水元公園に下見に行ったとき撮りました。コナラの樹液に集まったゴマダラチョウ、サトキマダラヒカゲ、スズメバチたちです。蝶に詳しい人に見てもらいました。

写真拝見しましたが、スゴイですね!何がスゴイかといいますと、濃い茶と白の蝶はタテハチョウ科(オオムラサキなどと同じ科)「ゴマダラチョウ」という在来種でこれほどの数が集まっているのを狭山丘陵では見た事がありません。樹液に来る蝶ですが、多くてもせいぜい23頭です。
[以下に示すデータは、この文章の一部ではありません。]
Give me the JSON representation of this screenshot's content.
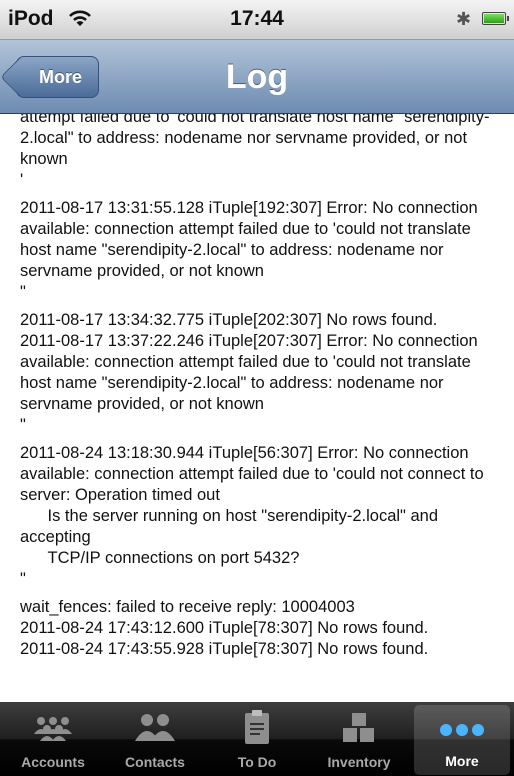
{
  "status_bar": {
    "carrier": "iPod",
    "time": "17:44"
  },
  "nav_bar": {
    "back_label": "More",
    "title": "Log"
  },
  "log_entries": [
    "attempt failed due to 'could not translate host name \"serendipity-2.local\" to address: nodename nor servname provided, or not known\n'",
    "2011-08-17 13:31:55.128 iTuple[192:307] Error: No connection available: connection attempt failed due to 'could not translate host name \"serendipity-2.local\" to address: nodename nor servname provided, or not known\n\"",
    "2011-08-17 13:34:32.775 iTuple[202:307] No rows found.\n2011-08-17 13:37:22.246 iTuple[207:307] Error: No connection available: connection attempt failed due to 'could not translate host name \"serendipity-2.local\" to address: nodename nor servname provided, or not known\n\"",
    "2011-08-24 13:18:30.944 iTuple[56:307] Error: No connection available: connection attempt failed due to 'could not connect to server: Operation timed out\n      Is the server running on host \"serendipity-2.local\" and accepting\n      TCP/IP connections on port 5432?\n\"",
    "wait_fences: failed to receive reply: 10004003\n2011-08-24 17:43:12.600 iTuple[78:307] No rows found.\n2011-08-24 17:43:55.928 iTuple[78:307] No rows found."
  ],
  "tab_bar": {
    "tabs": [
      {
        "label": "Accounts",
        "icon": "accounts-icon"
      },
      {
        "label": "Contacts",
        "icon": "contacts-icon"
      },
      {
        "label": "To Do",
        "icon": "todo-clipboard-icon"
      },
      {
        "label": "Inventory",
        "icon": "inventory-boxes-icon"
      },
      {
        "label": "More",
        "icon": "more-dots-icon",
        "selected": true
      }
    ]
  },
  "colors": {
    "nav_bar": "#6d8bb1",
    "tab_bar": "#000000",
    "selected_tab_icon": "#4ab5ff"
  }
}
近年外来種(韓国、中国産個体の放蝶)のアカボシゴマダラという後翅に赤い斑のある近似種が、生息域を拡大しており丘陵でも在来のゴマダラチョウより多く見かけます。共に幼虫はエノキを食草としていますが、アカボシは数十センチから3m程度の若木を好むため、西部沿線の清瀬や西東京などでは駅周辺の街路樹でも見られるほどです。
食草は競合しますが、ゴマダラチョウは比較的大きな木を好みますので棲み分けはされているように思います。
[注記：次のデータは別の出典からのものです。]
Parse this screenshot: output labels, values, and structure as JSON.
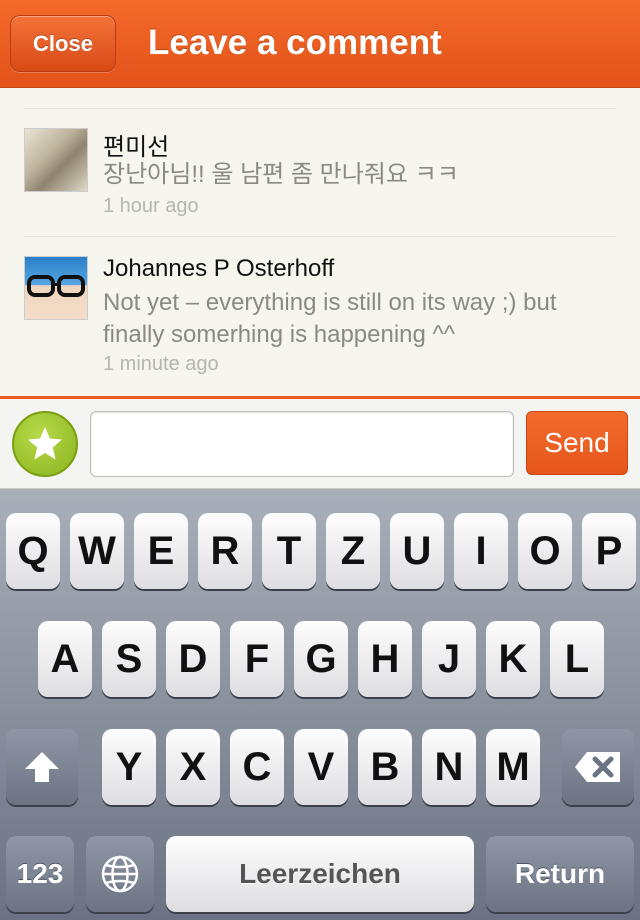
{
  "header": {
    "close_label": "Close",
    "title": "Leave a comment"
  },
  "comments": [
    {
      "author": "편미선",
      "text": "장난아님!! 울 남편 좀 만나줘요 ㅋㅋ",
      "time": "1 hour ago"
    },
    {
      "author": "Johannes P Osterhoff",
      "text": "Not yet – everything is still on its way ;) but finally somerhing is happening ^^",
      "time": "1 minute ago"
    }
  ],
  "composer": {
    "input_value": "",
    "send_label": "Send",
    "star_icon": "star-icon"
  },
  "keyboard": {
    "row1": [
      "Q",
      "W",
      "E",
      "R",
      "T",
      "Z",
      "U",
      "I",
      "O",
      "P"
    ],
    "row2": [
      "A",
      "S",
      "D",
      "F",
      "G",
      "H",
      "J",
      "K",
      "L"
    ],
    "row3": [
      "Y",
      "X",
      "C",
      "V",
      "B",
      "N",
      "M"
    ],
    "numbers_label": "123",
    "space_label": "Leerzeichen",
    "return_label": "Return"
  },
  "colors": {
    "header_orange": "#e85a1f",
    "accent_green": "#8ab41d",
    "keyboard_gray": "#8a919e"
  }
}
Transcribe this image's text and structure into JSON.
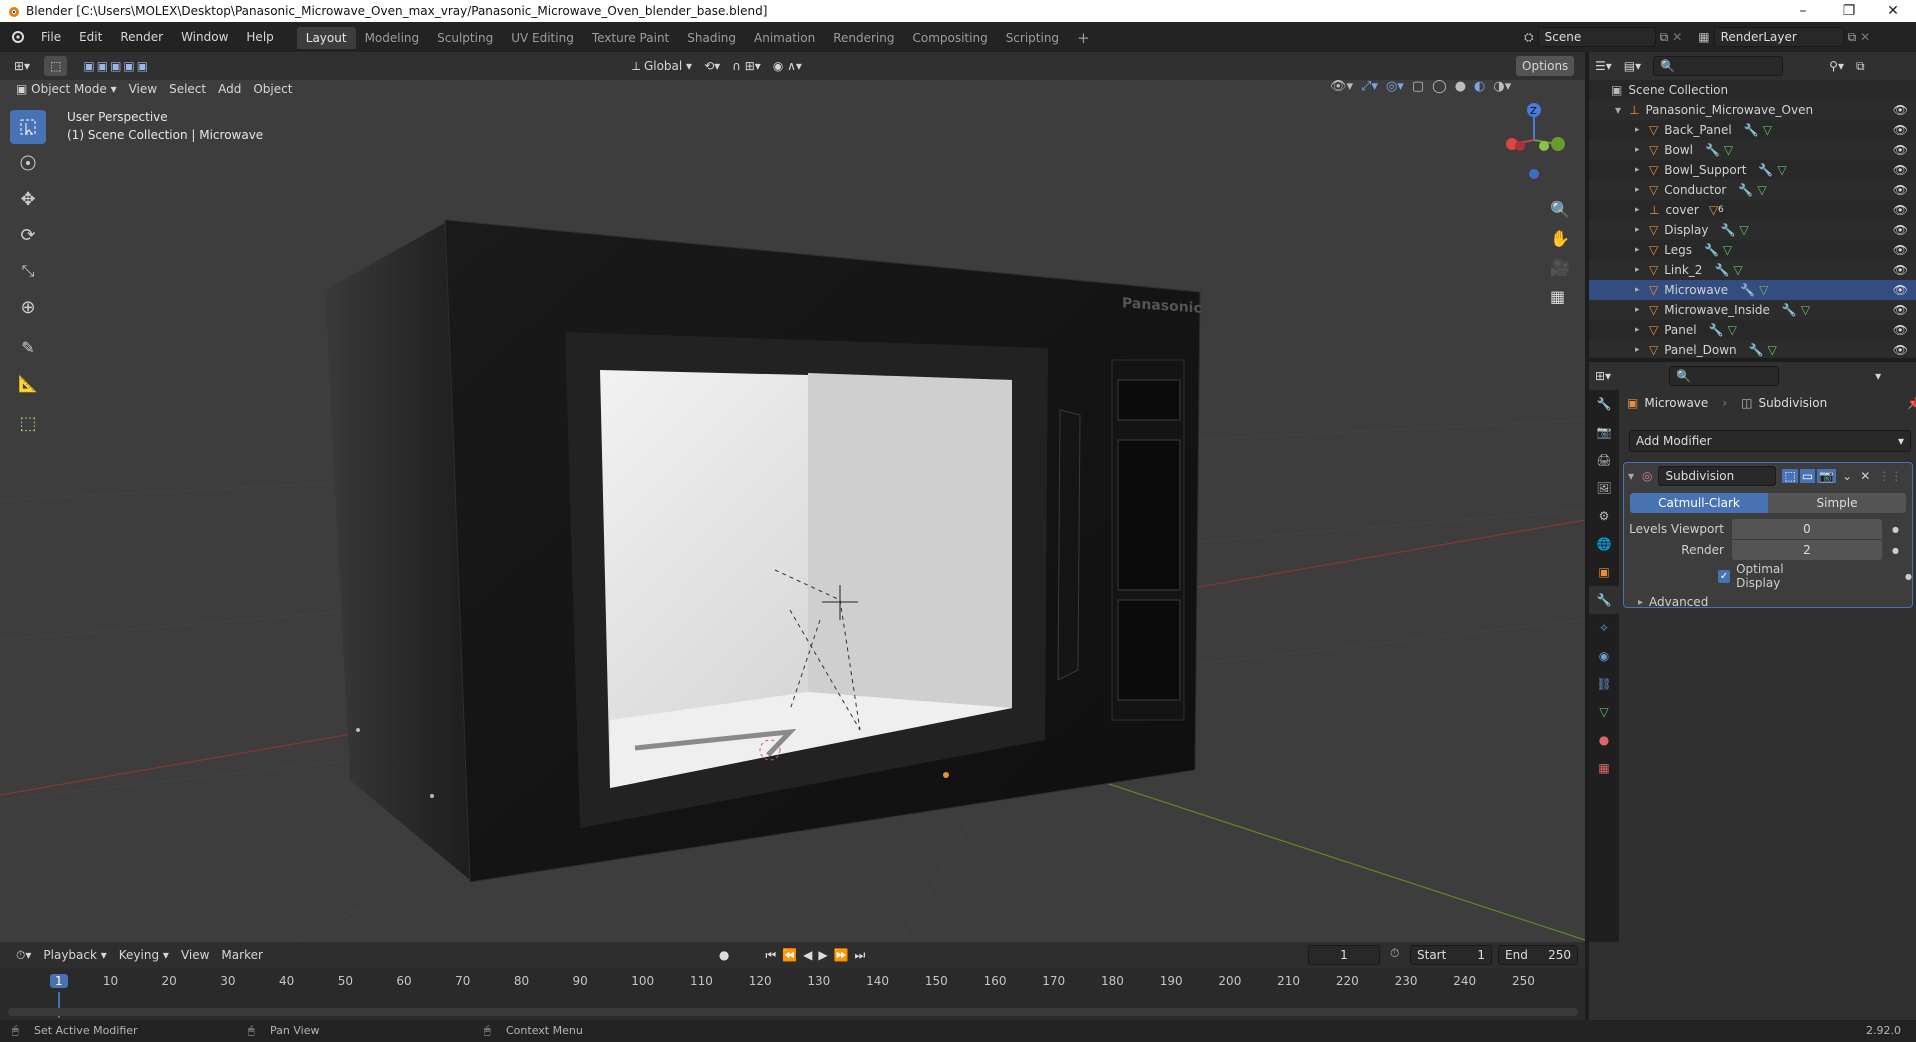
{
  "window": {
    "title": "Blender [C:\\Users\\MOLEX\\Desktop\\Panasonic_Microwave_Oven_max_vray/Panasonic_Microwave_Oven_blender_base.blend]"
  },
  "menu": [
    "File",
    "Edit",
    "Render",
    "Window",
    "Help"
  ],
  "workspaces": [
    "Layout",
    "Modeling",
    "Sculpting",
    "UV Editing",
    "Texture Paint",
    "Shading",
    "Animation",
    "Rendering",
    "Compositing",
    "Scripting"
  ],
  "active_workspace": "Layout",
  "scene": {
    "name": "Scene",
    "render_layer": "RenderLayer"
  },
  "viewport_header": {
    "mode": "Object Mode",
    "menus": [
      "View",
      "Select",
      "Add",
      "Object"
    ],
    "orientation": "Global",
    "options": "Options"
  },
  "viewport": {
    "perspective": "User Perspective",
    "collection": "(1) Scene Collection | Microwave",
    "brand": "Panasonic",
    "gizmo_axis": "Z"
  },
  "outliner": {
    "root": "Scene Collection",
    "collection": "Panasonic_Microwave_Oven",
    "objects": [
      "Back_Panel",
      "Bowl",
      "Bowl_Support",
      "Conductor",
      "cover",
      "Display",
      "Legs",
      "Link_2",
      "Microwave",
      "Microwave_Inside",
      "Panel",
      "Panel_Down"
    ],
    "cover_badge": "6"
  },
  "properties": {
    "object": "Microwave",
    "modifier_crumb": "Subdivision",
    "add_modifier": "Add Modifier",
    "modifier_name": "Subdivision",
    "type_catmull": "Catmull-Clark",
    "type_simple": "Simple",
    "levels_viewport_label": "Levels Viewport",
    "levels_viewport": "0",
    "render_label": "Render",
    "render_value": "2",
    "optimal_display": "Optimal Display",
    "advanced": "Advanced"
  },
  "timeline": {
    "menus": [
      "Playback",
      "Keying",
      "View",
      "Marker"
    ],
    "current_frame": "1",
    "start_label": "Start",
    "start": "1",
    "end_label": "End",
    "end": "250",
    "ticks": [
      "1",
      "10",
      "20",
      "30",
      "40",
      "50",
      "60",
      "70",
      "80",
      "90",
      "100",
      "110",
      "120",
      "130",
      "140",
      "150",
      "160",
      "170",
      "180",
      "190",
      "200",
      "210",
      "220",
      "230",
      "240",
      "250"
    ]
  },
  "status": {
    "left": "Set Active Modifier",
    "middle": "Pan View",
    "right": "Context Menu",
    "version": "2.92.0"
  },
  "colors": {
    "accent": "#4772b3",
    "orange": "#e88e3a",
    "green_axis": "#6b9a2e",
    "red_axis": "#a33b3b"
  }
}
◆薄茶色の蝶は同じくタテハチョウ科の「サトキマダラヒカゲ」です。やはり花ではなく、樹液を好むチョウで幼虫は笹や竹の葉を食べて育ちます。この蝶は、狭山丘陵でも多いとこのくらいの数は見かけます。それにしてもゴマダラチョウの多さ、水元公園恐るべしですね!いい環境が維持されている証拠ではないでしょうか。この蝶は、冬には木の根元の落ち葉で幼虫越冬しますので、落ち葉が春まで残っている事が必要です。風で飛ばされたり踏まれたりすると生息できなくなってしまいます。
オオムラサキも食草、生態は同じですが、東京都のレッドデータブックによりますと今や都区部では絶滅となっています。オオムラサキのほうが、生息する雑木林の広さが必要なのかもしれません。